Every time we restart slurmctld we get error messages: [2021-11-26T16:04:48.841] error: Can't find parent id 7462 for assoc 68974, this should never happen. [2021-11-26T16:04:48.841] error: Can't find parent id 7462 for assoc 68974, this should never happen. [2021-11-26T16:04:50.519] error: Can't find parent id 3197 for assoc 68973, this should never happen. [2021-11-26T16:04:50.519] error: Can't find parent id 3197 for assoc 68973, this should never happen. Therefore I ran "slurmdbd -Dvvvvvv -R cedar" on our test system and after many hours this failed with: call get_parent_limits('assoc_table', 'root', 'slurmredolftrgttemp', 0); select @par_id, @mj, @mja, @mpt, @msj, @mwpj, @mtpj, @mtpn, @mtmpj, @mtrm, @def_qos_id, @qos, @delta_qos, @prio; slurmdbd: error: Could not execute statement 14 Can't change size of file (Errcode: 1140912112 "Unknown error 1140912112") slurmdbd: debug4: accounting_storage/as_mysql: _get_parent_id: 0(as_mysql_assoc.c:654) query select id_assoc from "slurmredolftrgttemp_assoc_table" where user='' and deleted = 0 and acct='def-kmanau_cpu'; slurmdbd: error: no association for parent def-kmanau_cpu on cluster slurmredolftrgttemp slurmdbd: debug4: accounting_storage/as_mysql: _set_assoc_limits_for_add: 0(as_mysql_assoc.c:733) query call get_parent_limits('assoc_table', 'def-kmanau_cpu', 'slurmredolftrgttemp', 0); select @par_id, @mj, @mja, @mpt, @msj, @mwpj, @mtpj, @mtpn, @mtmpj, @mtrm, @def_qos_id, @qos, @delta_qos, @prio; slurmdbd: error: mysql_query failed: 14 Can't change size of file (Errcode: 1140912112 "Unknown error 1140912112") UPDATE "slurmredolftrgttemp_assoc_table" SET rgt = rgt+2 WHERE rgt > 2 && deleted < 2;UPDATE "slurmredolftrgttemp_assoc_table" SET lft = lft+2 WHERE lft > 2 && deleted < 2;UPDATE "slurmredolftrgttemp_assoc_table" SET deleted = 0 WHERE deleted = 2; slurmdbd: error: Couldn't do update What now? - Martin
Sorry, I should have checked first: the db partition filled up: /dev/mapper/data-lv1 146749440 146688684 60756 100% /mariadb Thus, I guess this can't be fixed, correct?

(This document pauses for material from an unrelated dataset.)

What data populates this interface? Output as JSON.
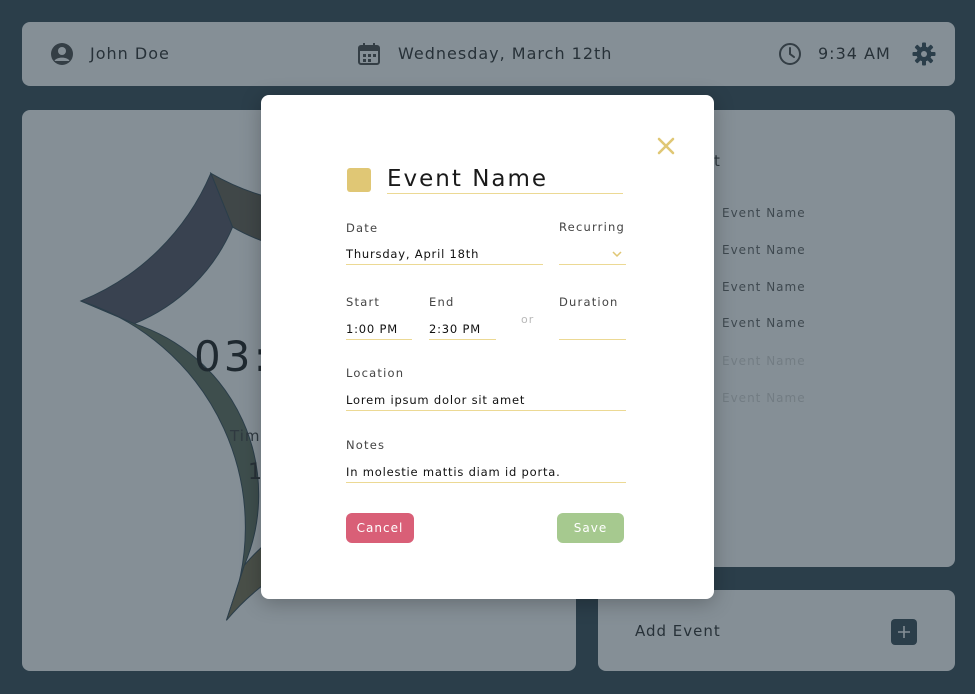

Martin, You need to either move it to a location with more space, add space or free up some space. It is expected that transactions will fail if there is no space to write those transactions. -Scott
Martin, Did that work? Are you still experiencing issues with this? -Scott
Hi Scott, we estimate that we need about three times as much space as we have on the machine. We can about double the space but that would not be enough. We also estimate that the "slurmdbd -Dvvvvvv -R cedar" will run for about three days, i.e., will require a massive downtime that we need to schedule. But beside that you can close the ticket. And a warning to everybody who runs into the "Can't find parent id 1234 for assoc 98765" problem: this is a huge problem that unfortunately does happen. - Martin
Martin, Ok, good luck with the change. -Scott